La Cour de cassation s'est récemment prononcée sur l'utilisation des moyens de vidéosurveillance sur le lieu de travail comme mode de preuve dans le cadre d'un licenciement (arrêt du 2 février 2011, n°10-14263).

Un salarié avait été embauché en 1995 en qualité de barman, puis fut licencié en avril 2001, pour faute grave pour avoir omis d'encaisser de nombreuses consommations. Les faits avaient été révélés par les caméras de vidéosurveillance présentes sur le lieu de travail.

Débouté de l'intégralité de ses demandes, le salarié souhaitait faire écarter les preuves résultant de l'exploitation des bandes de vidéosurveillance, les considérant d'une part, illicites, d'autre part, attentatoires à sa vie privée.

Il convient de préciser que l'ensemble des salariés avait été avisé de l'installation et de l'existence de ces caméras destinées à répondre à un impératif de sécurité des personnes et des biens.

Par ailleurs, les salariés n'ignoraient pas non plus que les caméras fonctionnaient en permanence.

La Cour d'appel rejette alors l'argumentaire du salarié consistant à soutenir que les salariés n'avaient pas été informés qu'outre l'impératif de sécurité, la vidéosurveillance était également destinée à surveiller le personnel, ce qui rendait dès lors ce mode de preuve illicite, outre l'atteinte à la vie privée en résultant.

Cependant, la Cour de cassation approuve la Cour d'appel au motif que "mais attendu , d'abord, que la cour d'appel, qui a relevé que l'ensemble du personnel de la brasserie et du bar du casino avait été avisé de la présence de caméras de vidéosurveillance fonctionnant en permanence conformément aux prescriptions réglementaires en la matière, a, répondant ainsi aux conclusions et sans avoir à effectuer des recherches que ces constatations rendaient inopérantes, décidé à juste titre que les enregistrements vidéo litigieux constituaient un moyen de preuve licite ;

Attendu, ensuite, que l'enregistrement de l'activité de la caisse ne portant pas atteinte à la vie privée du barman, le moyen n'est fondé dans aucune de ses branches".
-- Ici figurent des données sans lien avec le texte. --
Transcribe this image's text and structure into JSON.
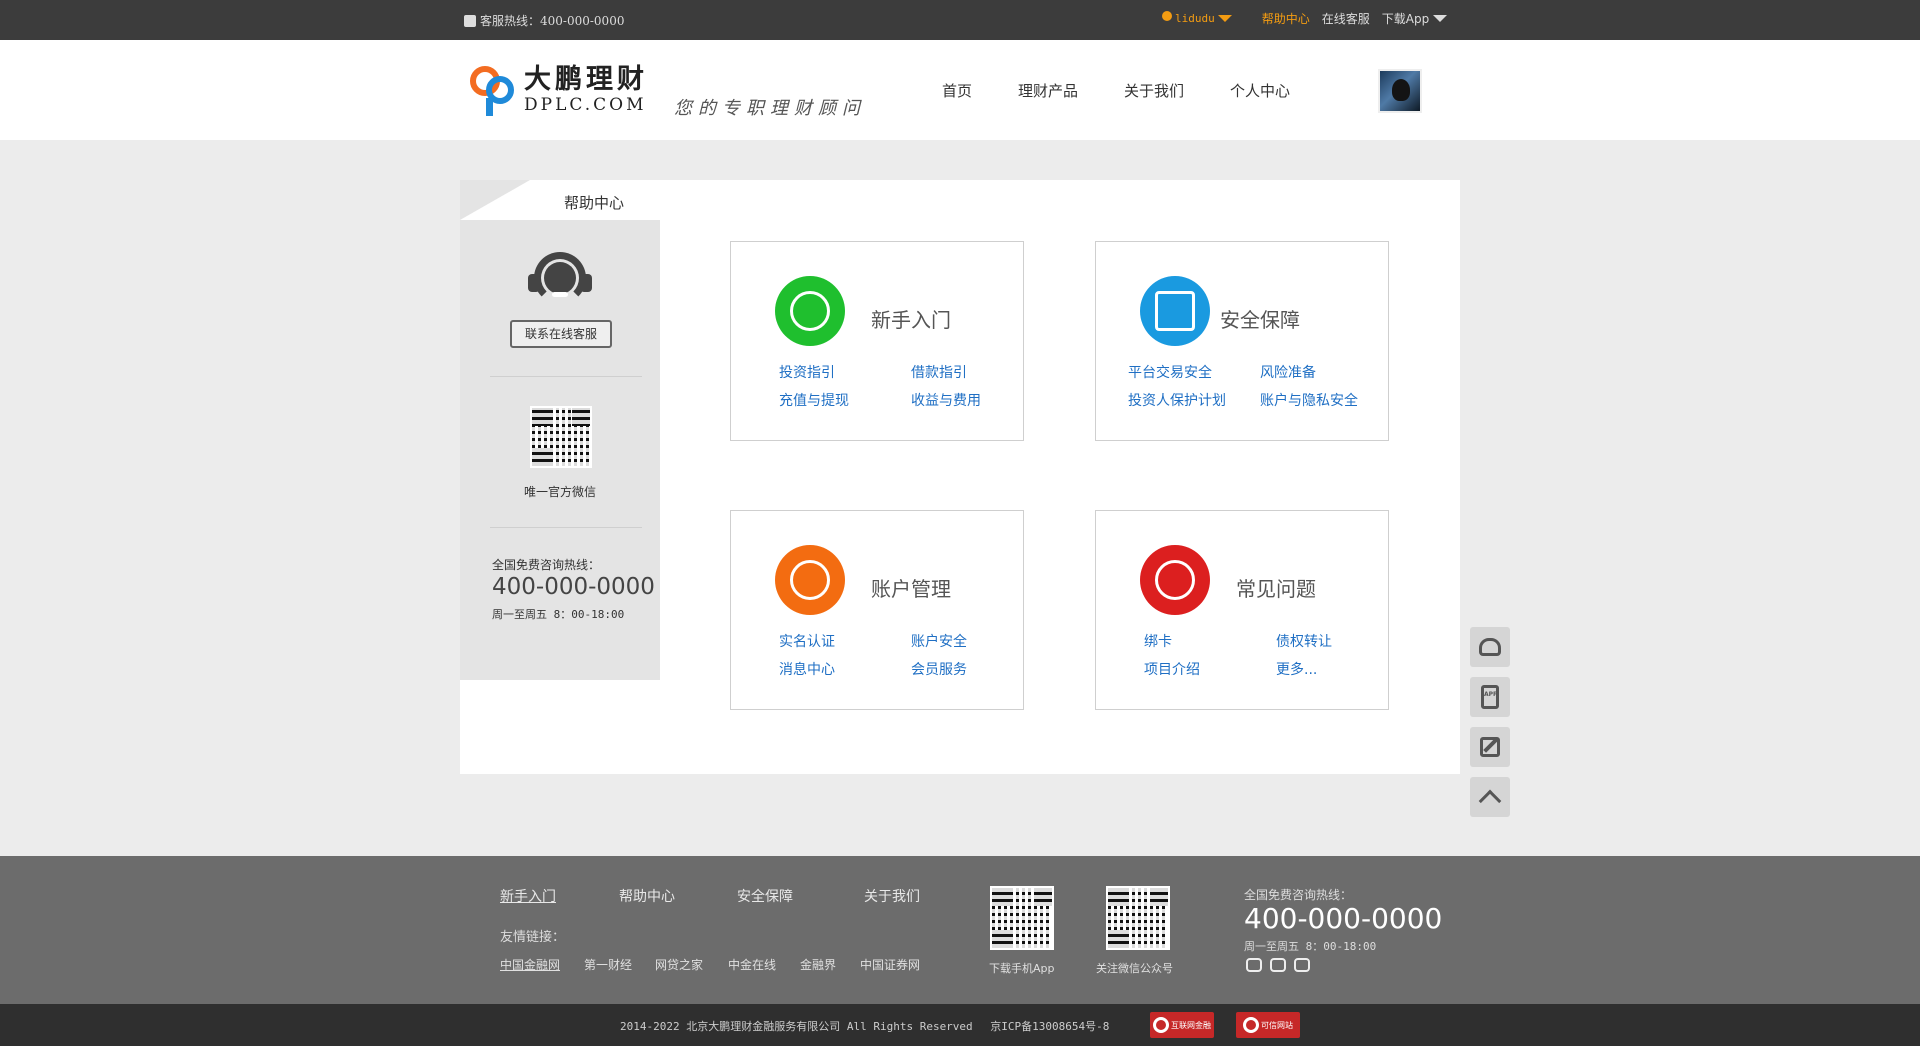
{
  "topbar": {
    "hotline": "客服热线：400-000-0000",
    "username": "lidudu",
    "help": "帮助中心",
    "online_service": "在线客服",
    "download_app": "下载App"
  },
  "header": {
    "logo_cn": "大鹏理财",
    "logo_en": "DPLC.COM",
    "slogan": "您的专职理财顾问",
    "nav": [
      "首页",
      "理财产品",
      "关于我们",
      "个人中心"
    ]
  },
  "sidebar": {
    "title": "帮助中心",
    "contact_button": "联系在线客服",
    "wechat_label": "唯一官方微信",
    "hotline_label": "全国免费咨询热线：",
    "hotline_number": "400-000-0000",
    "hours": "周一至周五 8：00-18:00"
  },
  "cards": [
    {
      "title": "新手入门",
      "color": "#1fbf2e",
      "links": [
        "投资指引",
        "借款指引",
        "充值与提现",
        "收益与费用"
      ]
    },
    {
      "title": "安全保障",
      "color": "#1a9ae0",
      "links": [
        "平台交易安全",
        "风险准备",
        "投资人保护计划",
        "账户与隐私安全"
      ]
    },
    {
      "title": "账户管理",
      "color": "#f36c11",
      "links": [
        "实名认证",
        "账户安全",
        "消息中心",
        "会员服务"
      ]
    },
    {
      "title": "常见问题",
      "color": "#dc1f1f",
      "links": [
        "绑卡",
        "债权转让",
        "项目介绍",
        "更多..."
      ]
    }
  ],
  "float_bar": {
    "icons": [
      "headset-icon",
      "app-icon",
      "edit-icon",
      "back-to-top-icon"
    ],
    "app_text": "APP"
  },
  "footer": {
    "nav": [
      "新手入门",
      "帮助中心",
      "安全保障",
      "关于我们"
    ],
    "links_title": "友情链接：",
    "links": [
      "中国金融网",
      "第一财经",
      "网贷之家",
      "中金在线",
      "金融界",
      "中国证券网"
    ],
    "qr_app": "下载手机App",
    "qr_wechat": "关注微信公众号",
    "hotline_label": "全国免费咨询热线：",
    "hotline_number": "400-000-0000",
    "hours": "周一至周五 8：00-18:00"
  },
  "bottom": {
    "copyright": "2014-2022 北京大鹏理财金融服务有限公司 All Rights Reserved　 京ICP备13008654号-8",
    "badge1": "互联网金融",
    "badge2": "可信网站"
  }
}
En conclusion, les moyens de vidéosurveillance répondant à des impératifs d'ordre sécuritaire et non pas destinés à surveiller les salariés, dès lors que l'ensemble des salariés est avisé de leur présence et de leur fonctionnement en permanence, constituent des modes de preuve licite et utilisables dans le cadre d'une procédure de licenciement.

Cet arrêt s'inscrit dans la droite lignée des dispositions de l'article L.1222-4 du Code du travail qui pose que "aucune information concernant directement un salarié ne peut être collectée par un dispositif qui n'a pas été porté préalablement à sa connaissance".

Sur l’obligation de reclassement d’un salarié inapte

On le sait, lorsqu'un salarié est déclaré inapte par le Médecin du travail, l'employeur à l'obligation de reclasser le salarié. La Cour de cassation est relativement stricte quant au respect de cette obligation.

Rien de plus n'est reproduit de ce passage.